The Feud

After years as the closest of friends, two of Philadelphia’s most brilliant and powerful men, Dick Sprague and Vince Fumo, have turned bitter enemies. A tale of influence, money, accusations of betrayal — and the impact their shattered relationship is having on the rest of us

Springwood is where it got very personal for Fumo. Sprague cushioned his life with servants and, for many years, a woman he squired around but didn’t live with, or marry. “I am the only person who lives in my house,” Sprague was fond of saying. Fumo was obsessed with Sprague’s style — Springwood was named in homage to Franklin Delano Roosevelt’s Hyde Park home — because that’s what Fumo wanted, too. Sprague’s style — when you travel, rent a castle; when you’re home, get pampered by round-the-clock help — was still a step up for Vince Fumo. That gave Sprague a certain superiority, a general expertise. “Vince would invoke Dick at the drop of a hat,” remembers a lawyer who’s known both of them for many years. “He would say, ‘Dick told me such and such is going to happen,’ and even if it was ridiculous, Vince would believe it, because he had total faith in Dick.”

And Dick got to be, in return, very close to a very powerful man, a maker of other men.

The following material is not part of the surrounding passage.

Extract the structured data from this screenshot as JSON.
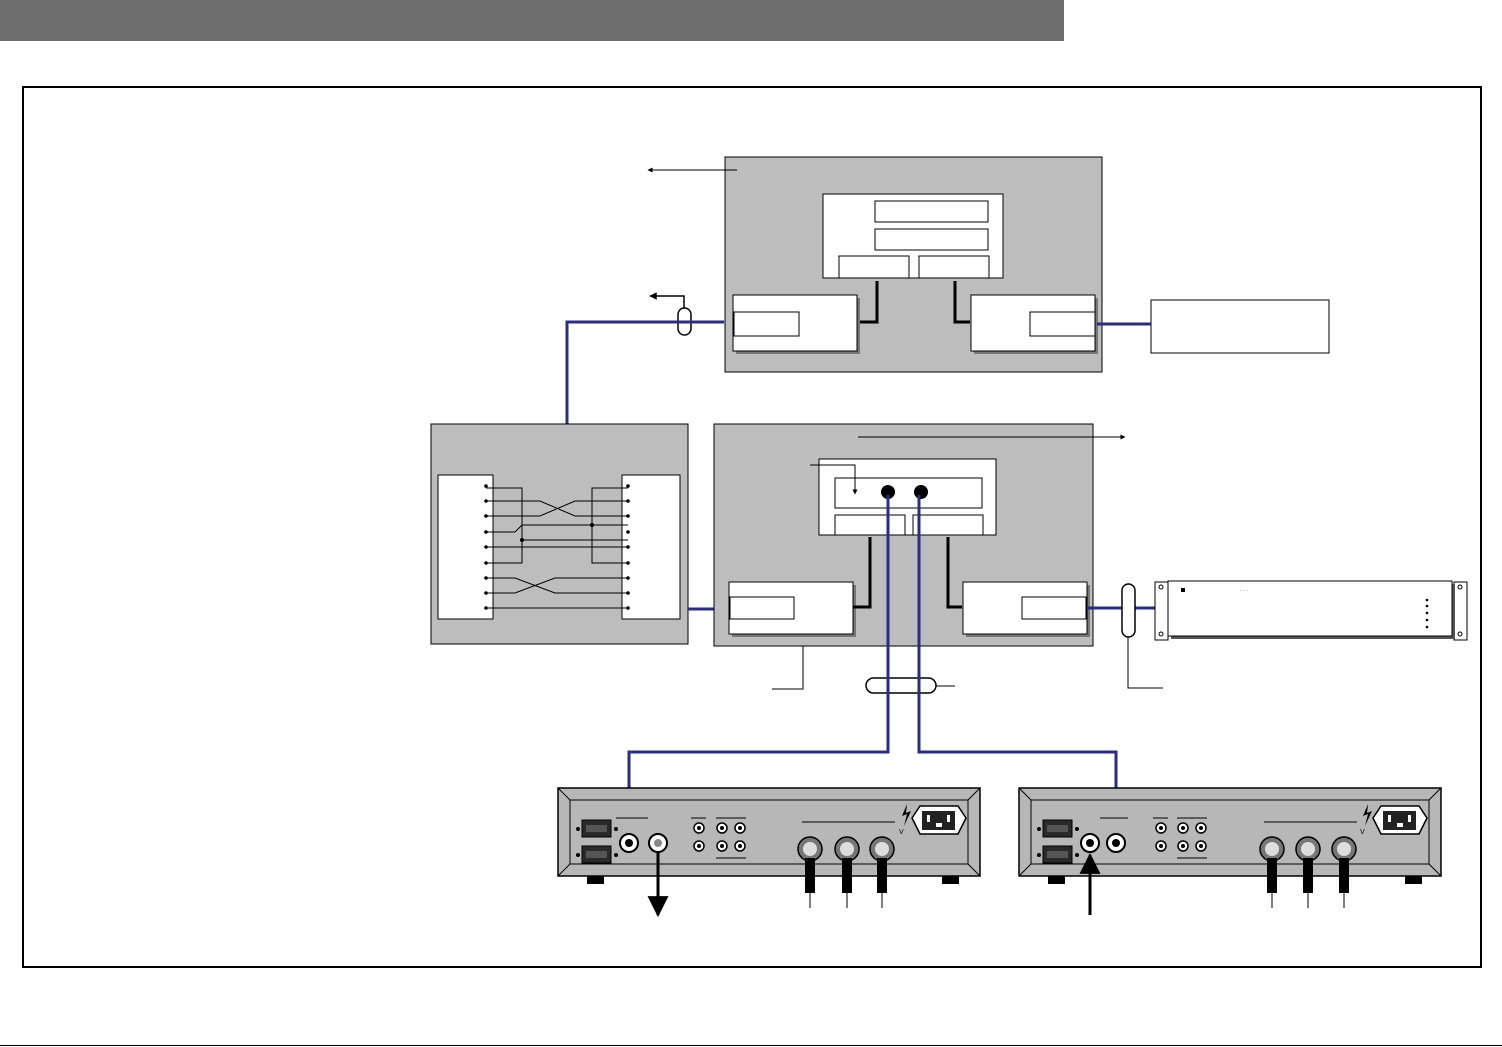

Mostly, they operated behind the scenes. One city political campaign on which they did work the front lines provided a weird bit of Sprague/Fumo intrigue. When Marty Weinberg ran for mayor in 1999, his opponent, Happy Fernandez, questioned his residency, given that Weinberg had bought a $675,000 Penn Valley home two years earlier. Sprague and Fumo held a joint press conference, where Sprague meticulously laid out the law on city residency and how Weinberg complied. Then a reporter asked why Weinberg had bought a house in the suburbs.

“My real answer to you is,” Sprague said, “I think that’s none of your business.”

Fumo, noting that Fernandez had some vulnerabilities, challenged the strangeness of the nickname “Happy”: “Why doesn’t she use her name Gladys?” Sprague had also threatened to sue Fernandez and her lawyer if they didn’t withdraw their suit on the residency challenge, and to go after their personal assets as damages.

All in all, they seemed to view the Weinberg campaign as an opportunity to demonstrate sheer aggression as a winning strategy. After the press conference, however, Weinberg’s popularity in the polls shot down some 20 points.

But behind the scenes, it was a different — and much more successful — story. The mantra of Get Dick, call Dick, what does Dick say? was, for Fumo, an ongoing stream of political and legal advice. The two e-mailed each other constantly. Sprague’s reputation for litigiousness was “a great tool,” says Ken Smukler, a longtime campaign strategist; a letter from Sprague threatening legal action could squelch stories — even the threat of a threatening letter from him gave rival campaigns and TV and print outlets pause. Meanwhile, Sprague had, in Fumo, a friend who could procure him a wide range of things, like a parking spot in front of the opera, or dinner with the governor.